Reading Online Novel

The Killer Next Door(13)



Collette rolls on to her side, picks up the pillow and presses it to her ear. She’s exhausted, wrung out after her journey, after three years spent looking over her shoulder, dreading the weeks or months to come. She’s desperate to sleep, desperate to feel that, even for a few days, a few weeks, she can let her guard down and rest while she finds out what’s going to happen with Janine. It’s okay, she tells herself. You don’t have to get involved. Just keep yourself to yourself and —

A series of loud bangs on her door wrenches her upright. Someone’s thumping on it as though they plan to break through.

Collette sits on a stranger’s musky sheets and stares as the wood judders beneath a fist. A man’s voice, the foreign accent that she heard passing out in the hall earlier, an edge of intemperate urgency. ‘Hello? Hello?’

Angry men. The world is full of angry men. She can’t face an angry man today. She feels like she’s been running from them all her life.

He thumps again, rattles at her door handle. ‘Hello? Are you in there? I need to talk to you.’

Maybe if I just keep quiet… at least this one doesn’t seem to have a key…

Another burst of hammering. ‘HELLO?’

She pushes herself off the bed and crosses the room. No spyhole, no chain, no bolts: it’s as secure as a sauna, this room. She steels herself, throws the door open, ready to fight.

The most beautiful man she has ever seen stands in the corridor, clenched fist raised at her face. Golden skin and sad, almond eyes, glossy black hair and a beard trimmed close to sharp, angular cheeks. A generous mouth that, even in what is clearly a state of some disturbance, is dimpled at the sides by good humour. Collette gasps, and blushes.

He misinterprets the sound. Looks at his upraised hand and drops it to his side. ‘Oh,’ he says. ‘I’m sorry. I didn’t know you were going to open it.’

It’s a precise diction, its foreign edge poetical, educated, the consonants carefully separated. He’s learned his English from the BBC, not CNN.

Collette feels her blush begin to subside, says: ‘That’s okay. Just lucky I didn’t open it a second later or you would’ve broken my nose.’

He laughs. ‘I was just…’ She sees him look her up and down, take in her crumpled face, her crumpled clothes. ‘I’m sorry, you were sleeping.’

Up the corridor, by the front door, the door to Flat One opens and a man – washed-out sandy hair and skin with the strange plasticky quality that always makes you think that the top few layers have somehow been burnt off – steps out and stares.

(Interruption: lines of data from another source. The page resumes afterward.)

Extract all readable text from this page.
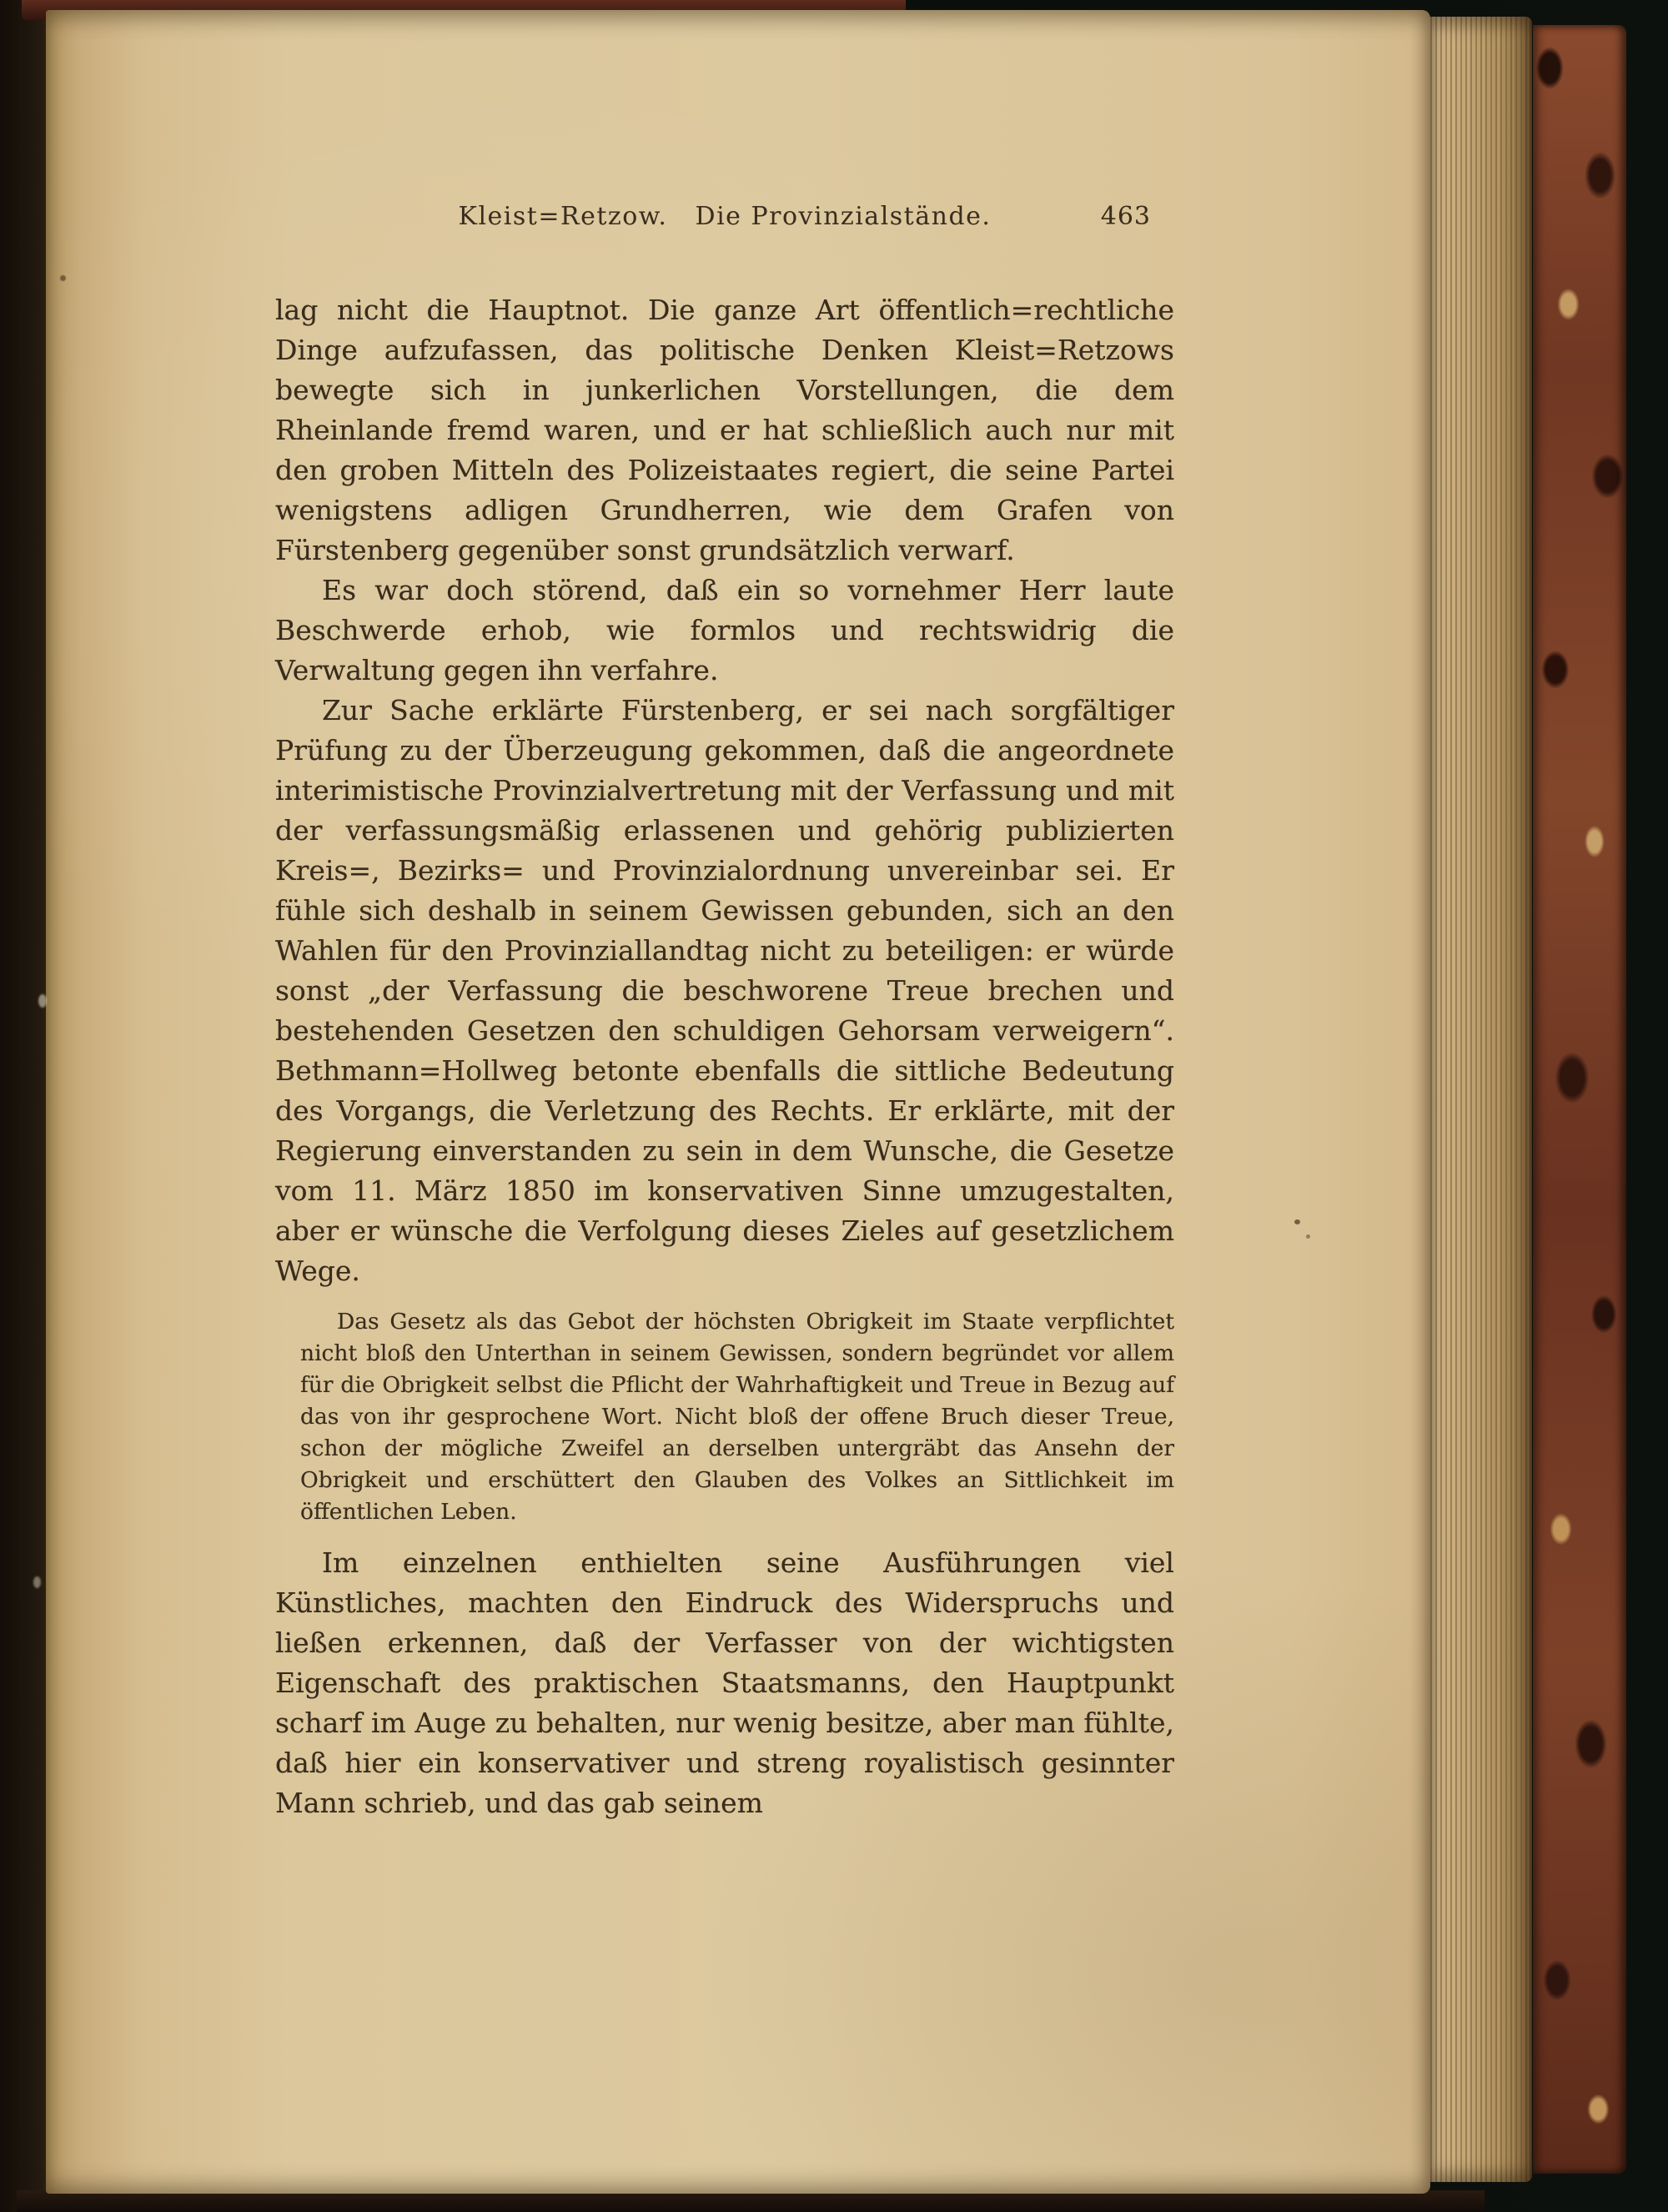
Kleist=Retzow.   Die Provinzialstände.	463

lag nicht die Hauptnot. Die ganze Art öffentlich=rechtliche Dinge aufzufassen, das politische Denken Kleist=Retzows bewegte sich in junkerlichen Vorstellungen, die dem Rheinlande fremd waren, und er hat schließlich auch nur mit den groben Mitteln des Polizeistaates regiert, die seine Partei wenigstens adligen Grundherren, wie dem Grafen von Fürstenberg gegenüber sonst grundsätzlich verwarf.

Es war doch störend, daß ein so vornehmer Herr laute Beschwerde erhob, wie formlos und rechtswidrig die Verwaltung gegen ihn verfahre.

Zur Sache erklärte Fürstenberg, er sei nach sorgfältiger Prüfung zu der Überzeugung gekommen, daß die angeordnete interimistische Provinzialvertretung mit der Verfassung und mit der verfassungsmäßig erlassenen und gehörig publizierten Kreis=, Bezirks= und Provinzialordnung unvereinbar sei. Er fühle sich deshalb in seinem Gewissen gebunden, sich an den Wahlen für den Provinziallandtag nicht zu beteiligen: er würde sonst „der Verfassung die beschworene Treue brechen und bestehenden Gesetzen den schuldigen Gehorsam verweigern“. Bethmann=Hollweg betonte ebenfalls die sittliche Bedeutung des Vorgangs, die Verletzung des Rechts. Er erklärte, mit der Regierung einverstanden zu sein in dem Wunsche, die Gesetze vom 11. März 1850 im konservativen Sinne umzugestalten, aber er wünsche die Verfolgung dieses Zieles auf gesetzlichem Wege.

Das Gesetz als das Gebot der höchsten Obrigkeit im Staate verpflichtet nicht bloß den Unterthan in seinem Gewissen, sondern begründet vor allem für die Obrigkeit selbst die Pflicht der Wahrhaftigkeit und Treue in Bezug auf das von ihr gesprochene Wort. Nicht bloß der offene Bruch dieser Treue, schon der mögliche Zweifel an derselben untergräbt das Ansehn der Obrigkeit und erschüttert den Glauben des Volkes an Sittlichkeit im öffentlichen Leben.

Im einzelnen enthielten seine Ausführungen viel Künstliches, machten den Eindruck des Widerspruchs und ließen erkennen, daß der Verfasser von der wichtigsten Eigenschaft des praktischen Staatsmanns, den Hauptpunkt scharf im Auge zu behalten, nur wenig besitze, aber man fühlte, daß hier ein konservativer und streng royalistisch gesinnter Mann schrieb, und das gab seinem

Collette leans out of her own door and gives him what she hopes is a friendly smile. No point in being stand-offish with her neighbours. It’s not like they can’t all hear each other. The man blushes and looks down, then retreats into his domain. The sound of his music dies back as he closes his door again.

‘It’s okay,’ she says, hurriedly, not wanting to admit that this is how she’s been dressed all day. ‘Stupid thing to do, in the middle of the afternoon. I’ll be up all night, now.’

He offers a hand. ‘Hossein Zanjani,’ he says. ‘I live upstairs. Above you.’

‘Hello, Hossein.’ She shakes the hand, leaves it a beat. ‘I’m Collette.’

‘Collette,’ he says. ‘That’s a pretty name. French?’

Collette shakes her head. ‘Irish mother who spent too much time reading romance novels.’

And a useful name, as it turns out, given that she shed it in primary school after two terms of playground banter and used her second name. It was the work of a moment to swap it back to the front when she applied for her Irish passport.

She deliberately steps out through the door, into his territory. She already feels that the room behind her is her safety zone, but she learned a lot from watching Tony and Malik and Burim, in the time when they weren’t her enemies: watching them assert their authority with a single forward footstep, a cold smile, a refusal to allow their arms to cross their bodies. She pulls the door to behind her, leaving it slightly ajar but blocking off his view of her space.

‘What can I do for you?’ she asks.

He takes a step back, cedes the status.

‘I – so, you moved in this morning?’ he asks.

‘This morning,’ says Collette. ‘That’s right.’

‘The Landlord didn’t scare you away?’

‘Beggars can’t be choosers,’ she says, and sees him blink with incomprehension. Okay. His English is good, but not that good. He’s not been here all that long. Either that, or he doesn’t get out, much.